Today I am going to make the leap from daily advances and declines to daily new highs and lows covering a trailing 52 week period.
Before I dive in, I want to highlight the consistently excellent work of Headline Charts, a blog that regularly addresses issues such as advances and declines, new highs and new lows, as well as other market sentiment metrics. Today is no exception, as Headline Charts examines the ratio of new highs to new lows as well as the rarely seen inverse ratio, new lows to new highs.
I have also recently had the benefit of reading the encyclopedic and aptly titled market breadth tome, The Complete Guide to Market Breadth Indicators: How to Analyze and Evaluate Market Direction and Strength by Gregory L. Morris. This is obviously a labor of love and an indispensable resource for thinking not only about market breadth, but indicators of all types. Think of it more as a reference book than something to curl up with and you can get a better sense of its ideal application.
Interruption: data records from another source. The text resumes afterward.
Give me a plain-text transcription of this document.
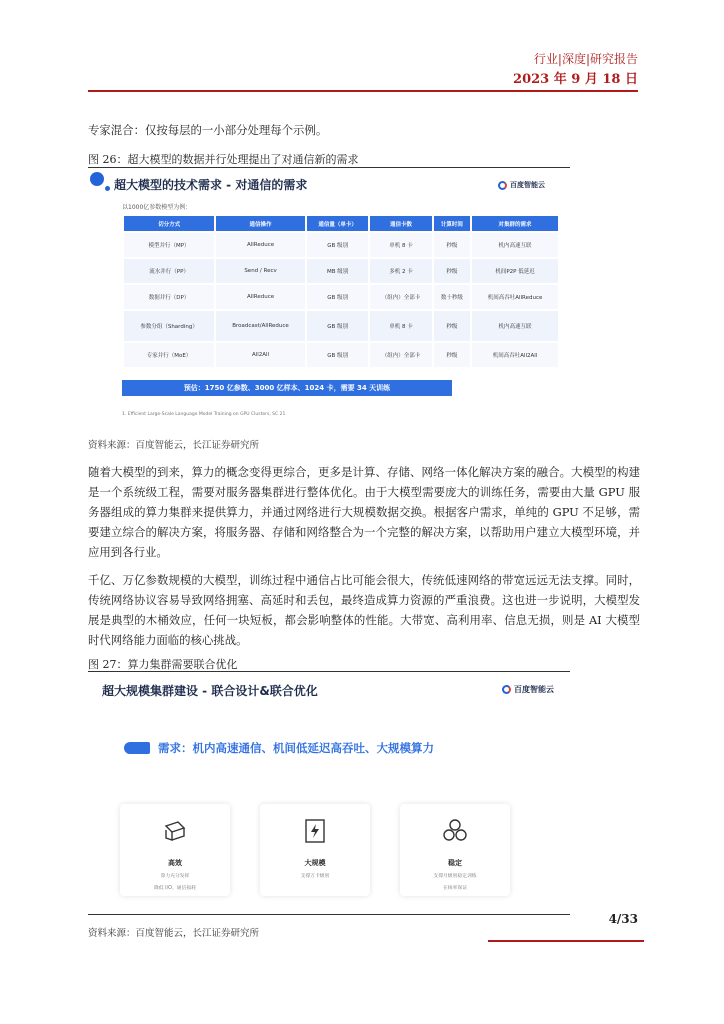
行业|深度|研究报告
2023 年 9 月 18 日
专家混合：仅按每层的一小部分处理每个示例。
图 26：超大模型的数据并行处理提出了对通信新的需求
超大模型的技术需求 - 对通信的需求	百度智能云
以1000亿参数模型为例：
切分方式	通信操作	通信量（单卡）	通信卡数	计算时间	对集群的需求
模型并行（MP）	AllReduce	GB 级别	单机 8 卡	秒级	机内高速互联
流水并行（PP）	Send / Recv	MB 级别	多机 2 卡	秒级	机间P2P 低延迟
数据并行（DP）	AllReduce	GB 级别	（组内）全部卡	数十秒级	机间高吞吐AllReduce
参数分组（Sharding）	Broadcast/AllReduce	GB 级别	单机 8 卡	秒级	机内高速互联
专家并行（MoE）	All2All	GB 级别	（组内）全部卡	秒级	机间高吞吐All2All
预估：1750 亿参数、3000 亿样本、1024 卡，需要 34 天训练
1. Efficient Large-Scale Language Model Training on GPU Clusters, SC 21
资料来源：百度智能云，长江证券研究所
随着大模型的到来，算力的概念变得更综合，更多是计算、存储、网络一体化解决方案的融合。大模型的构建是一个系统级工程，需要对服务器集群进行整体优化。由于大模型需要庞大的训练任务，需要由大量 GPU 服务器组成的算力集群来提供算力，并通过网络进行大规模数据交换。根据客户需求，单纯的 GPU 不足够，需要建立综合的解决方案，将服务器、存储和网络整合为一个完整的解决方案，以帮助用户建立大模型环境，并应用到各行业。
千亿、万亿参数规模的大模型，训练过程中通信占比可能会很大，传统低速网络的带宽远远无法支撑。同时，传统网络协议容易导致网络拥塞、高延时和丢包，最终造成算力资源的严重浪费。这也进一步说明，大模型发展是典型的木桶效应，任何一块短板，都会影响整体的性能。大带宽、高利用率、信息无损，则是 AI 大模型时代网络能力面临的核心挑战。
图 27：算力集群需要联合优化
超大规模集群建设 - 联合设计&联合优化	百度智能云
需求：机内高速通信、机间低延迟高吞吐、大规模算力
高效
算力充分发挥
降低 I/O、通信损耗
大规模
支撑万卡级别
稳定
支撑月级别稳定训练
在线率保证
4/33
资料来源：百度智能云，长江证券研究所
Spurred on by Morris’ research and analysis, I have been evaluating a number of market breadth indicators and am currently favoring a rather simple one for the intermediate term: new highs minus new lows, with a 4 day EMA smoother. One simple rule is to be long when the EMA is positive and short when it is negative. You can use a longer EMA or a SMA to smooth out the values a little more and cut down on whipsaws, but I like the 4 day EMA and will be adding this indicator to my short list of favorites.
You will note that the new high – new low indicator is currently recommending a long position in the markets, with a considerable cushion before it is likely to reverse.